Here we see that Cardinal Kasper’s proposal involves a clear departure from the teaching and practice of the Church: When a Catholic spouse no longer shares common life with the other spouse, the help that the Church offers is not the facilitation of adultery, but rather the call to fidelity accompanied by the graces offered through prayer, the worthy reception of the sacraments, and the bearing of one’s cross in union with Christ.
The idea that the Church should recognize a pseudo-marriage as an expression of God’s mercy is a contradiction of the Gospel. A married person may have failed to preserve the unity and common life of his marriage, or been the victim of the failure on the other spouse’s part. In either case, God’s mercy will not be found in the Church giving permission to commit adultery in good conscience.

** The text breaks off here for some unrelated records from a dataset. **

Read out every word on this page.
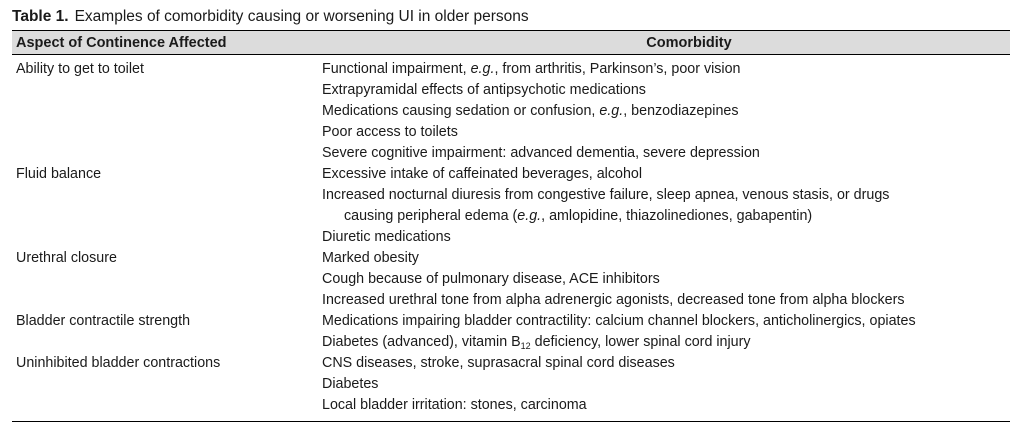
Table 1. Examples of comorbidity causing or worsening UI in older persons
Aspect of Continence Affected	Comorbidity
Ability to get to toilet	Functional impairment, e.g., from arthritis, Parkinson’s, poor vision
Extrapyramidal effects of antipsychotic medications
Medications causing sedation or confusion, e.g., benzodiazepines
Poor access to toilets
Severe cognitive impairment: advanced dementia, severe depression

Fluid balance	Excessive intake of caffeinated beverages, alcohol
Increased nocturnal diuresis from congestive failure, sleep apnea, venous stasis, or drugs
causing peripheral edema (e.g., amlopidine, thiazolinediones, gabapentin)
Diuretic medications

Urethral closure	Marked obesity
Cough because of pulmonary disease, ACE inhibitors
Increased urethral tone from alpha adrenergic agonists, decreased tone from alpha blockers

Bladder contractile strength	Medications impairing bladder contractility: calcium channel blockers, anticholinergics, opiates
Diabetes (advanced), vitamin $B_{12}$ deficiency, lower spinal cord injury

Uninhibited bladder contractions	CNS diseases, stroke, suprasacral spinal cord diseases
Diabetes
Local bladder irritation: stones, carcinoma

This is why the only possible solutions for those who now regret having entered into an invalid second marriage are: 1) to apply for a declaration of nullity of their marriage if grounds for such exist; 2) to break off the adulterous union; 3) or if this is not possible for serious reasons, then to live as brother and sister and no longer engage in adulterous behavior.
Cardinal Kasper is correct in stating about the indissolubility of marriage, “We must enforce it, and help people to understand it and to live it out.” It is regrettable that he fails to see that his proposal does the exact opposite.